America/Denis Staunton: At 6pm next Tuesday, 44-year-old Bobby Wilcher will die. Twenty-five years after he murdered two women who gave him a lift home from a nightclub, Wilcher will be strapped to a gurney and injected with poisons that will first paralyse him and then stop his heart.
If the execution receives little attention outside Wilcher's home state of Mississippi, it is because putting murderers to death has become almost routine in America since the Supreme Court overturned a ban on the death penalty 30 years ago this month.
Since then, more than 1,000 people have been executed, 41 per cent of them African-Americans or Hispanics, and more than 3,000 prisoners are on Death Row.
A Gallup poll last year showed that 64 per cent of Americans agree that the death penalty does not act as a deterrent to murder and does not lower the crime rate.
Sixty-three per cent believed that at least one innocent person had been executed within the past five years.

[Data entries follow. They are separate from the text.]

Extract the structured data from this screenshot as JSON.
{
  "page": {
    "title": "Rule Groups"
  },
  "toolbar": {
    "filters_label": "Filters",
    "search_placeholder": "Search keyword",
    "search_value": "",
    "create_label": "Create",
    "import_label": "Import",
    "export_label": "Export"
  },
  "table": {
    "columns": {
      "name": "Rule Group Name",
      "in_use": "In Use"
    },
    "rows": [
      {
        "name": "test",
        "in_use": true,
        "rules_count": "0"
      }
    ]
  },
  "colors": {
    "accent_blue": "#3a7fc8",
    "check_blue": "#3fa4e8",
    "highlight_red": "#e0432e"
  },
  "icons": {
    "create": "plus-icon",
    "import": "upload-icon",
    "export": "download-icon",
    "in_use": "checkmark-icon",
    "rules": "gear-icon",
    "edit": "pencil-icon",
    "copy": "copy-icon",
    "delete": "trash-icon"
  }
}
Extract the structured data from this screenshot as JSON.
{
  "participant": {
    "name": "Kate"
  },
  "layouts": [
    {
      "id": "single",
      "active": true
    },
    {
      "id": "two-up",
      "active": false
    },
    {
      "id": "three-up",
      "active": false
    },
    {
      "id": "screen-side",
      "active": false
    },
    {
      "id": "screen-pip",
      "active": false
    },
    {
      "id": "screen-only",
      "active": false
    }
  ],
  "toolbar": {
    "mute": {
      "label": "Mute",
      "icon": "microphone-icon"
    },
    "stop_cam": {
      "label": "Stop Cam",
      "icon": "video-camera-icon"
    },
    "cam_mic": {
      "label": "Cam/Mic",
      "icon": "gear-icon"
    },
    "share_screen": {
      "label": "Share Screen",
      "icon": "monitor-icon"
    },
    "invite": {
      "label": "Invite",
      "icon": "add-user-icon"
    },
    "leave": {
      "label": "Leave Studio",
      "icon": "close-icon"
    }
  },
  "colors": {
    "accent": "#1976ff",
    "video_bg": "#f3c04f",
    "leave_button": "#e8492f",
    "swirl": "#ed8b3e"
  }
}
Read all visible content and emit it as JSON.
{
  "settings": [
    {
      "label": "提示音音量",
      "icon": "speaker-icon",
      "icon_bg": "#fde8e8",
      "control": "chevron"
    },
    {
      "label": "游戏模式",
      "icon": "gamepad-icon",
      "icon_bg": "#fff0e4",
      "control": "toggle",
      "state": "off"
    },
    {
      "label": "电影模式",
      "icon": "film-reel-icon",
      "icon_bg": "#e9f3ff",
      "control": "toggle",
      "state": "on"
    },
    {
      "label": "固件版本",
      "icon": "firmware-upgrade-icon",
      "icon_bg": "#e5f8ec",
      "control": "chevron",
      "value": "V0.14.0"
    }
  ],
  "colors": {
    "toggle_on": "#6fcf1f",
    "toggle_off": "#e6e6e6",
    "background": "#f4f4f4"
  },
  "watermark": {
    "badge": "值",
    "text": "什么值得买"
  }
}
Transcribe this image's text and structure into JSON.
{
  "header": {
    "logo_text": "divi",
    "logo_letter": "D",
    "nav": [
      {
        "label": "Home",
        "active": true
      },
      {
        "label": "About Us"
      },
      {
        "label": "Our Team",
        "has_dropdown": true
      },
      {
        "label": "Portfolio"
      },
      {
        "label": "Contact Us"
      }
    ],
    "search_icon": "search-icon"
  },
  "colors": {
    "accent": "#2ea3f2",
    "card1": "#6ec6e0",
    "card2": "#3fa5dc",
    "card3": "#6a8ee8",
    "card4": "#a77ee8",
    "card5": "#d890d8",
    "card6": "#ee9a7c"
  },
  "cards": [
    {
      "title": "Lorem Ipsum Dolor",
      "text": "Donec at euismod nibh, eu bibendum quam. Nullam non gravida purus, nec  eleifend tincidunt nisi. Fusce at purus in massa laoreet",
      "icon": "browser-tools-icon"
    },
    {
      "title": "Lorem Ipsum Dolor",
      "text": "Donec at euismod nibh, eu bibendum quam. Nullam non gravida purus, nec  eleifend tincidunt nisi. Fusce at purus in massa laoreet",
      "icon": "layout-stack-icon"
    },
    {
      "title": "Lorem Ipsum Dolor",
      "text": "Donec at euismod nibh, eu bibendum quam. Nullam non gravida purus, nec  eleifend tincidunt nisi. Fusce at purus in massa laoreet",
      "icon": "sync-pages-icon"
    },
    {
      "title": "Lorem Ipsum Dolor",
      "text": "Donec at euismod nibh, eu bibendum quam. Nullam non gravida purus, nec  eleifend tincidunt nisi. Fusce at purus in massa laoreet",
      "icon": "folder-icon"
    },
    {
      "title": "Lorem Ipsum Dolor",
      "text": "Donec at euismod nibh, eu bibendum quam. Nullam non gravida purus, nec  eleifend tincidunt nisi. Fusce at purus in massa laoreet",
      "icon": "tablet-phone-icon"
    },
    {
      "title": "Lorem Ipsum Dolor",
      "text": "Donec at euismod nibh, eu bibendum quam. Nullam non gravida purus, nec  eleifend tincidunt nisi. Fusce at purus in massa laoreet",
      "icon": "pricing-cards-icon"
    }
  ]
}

The same poll found, however, that a majority of Americans think that the death penalty is not imposed often enough and only 21 per cent say it is imposed too often.
Last month, the Supreme Court upheld a Kansas policy that makes the death penalty the "default sentence" if a jury cannot decide between life imprisonment and execution.
Justice David Souter dissented, pointing to 123 cases where prisoners on Death Row were exonerated as evidence of the death penalty's fallibility, but conservative Antonin Scalia dismissed such scruples.
"One cannot have a system of criminal punishment without accepting the possibility that someone will be punished mistakenly. But with regard to the punishment of death in the current American system, that possibility has been reduced to an insignificant minimum," Scalia wrote.
The conservative justice said that those "ideologically driven to ferret out and proclaim a mistaken modern execution" have been unable to find "a single verifiable case to point to".
In the same week that Scalia wrote those words, the Chicago Tribune published a meticulously researched investigative series casting grave doubt on the guilt of Carlos De Luna, who was executed in Texas in 1989.
De Luna was convicted of the fatal stabbing of a filling station assistant in 1983, and he went to his death proclaiming his innocence.
From the beginning, De Luna said an acquaintance, Carlos Hernandez, was the killer.
Friends and family of Hernandez, a violent criminal who died in prison in 1999, have now come forward to say he boasted of the crime and of letting De Luna take the blame for it.
The newspaper investigation calls into question the eyewitness evidence presented at trial and shows how leads concerning Hernandez were not followed up.
De Luna's sister, Rose Rhoton, this week joined a campaign in Texas for a commission to investigate claims that innocent prisoners have been put to death in the state, which executes more people than any other US state.
"My brother was killed by the state of Texas on December 7th, 1989. He insisted time after time that he did not commit this crime. But nobody ever took the time to investigate," she said.
There is no mechanism under Texas law to investigate such cases or pay compensation to the family of an inmate wrongfully executed and the Texas legislature has shown little interest in the idea.
A Democratic state senator has twice introduced bills to create an innocence commission to study old death penalty cases, but neither bill made it to the senate floor.
Courts in a number of states have halted executions amid fears that the lethal injection may be more painful than was previously believed.
When Joseph Clark was executed in Ohio on May 2nd, it took 22 minutes for the execution technicians to find a vein suitable for insertion of the catheter.
Three or four minutes later, as the vein collapsed and Clark's arm began to swell, he raised his head off the gurney and said five times, "It don't work. It don't work."
The curtains surrounding the gurney were then closed while the technicians worked for 30 minutes to find another vein and witnesses said they heard "moaning, crying out and guttural noises".
Clark was pronounced dead almost 90 minutes after the execution started.
Four executions scheduled for this month are likely to be stayed but a further nine are expected to go ahead, four of them in Texas.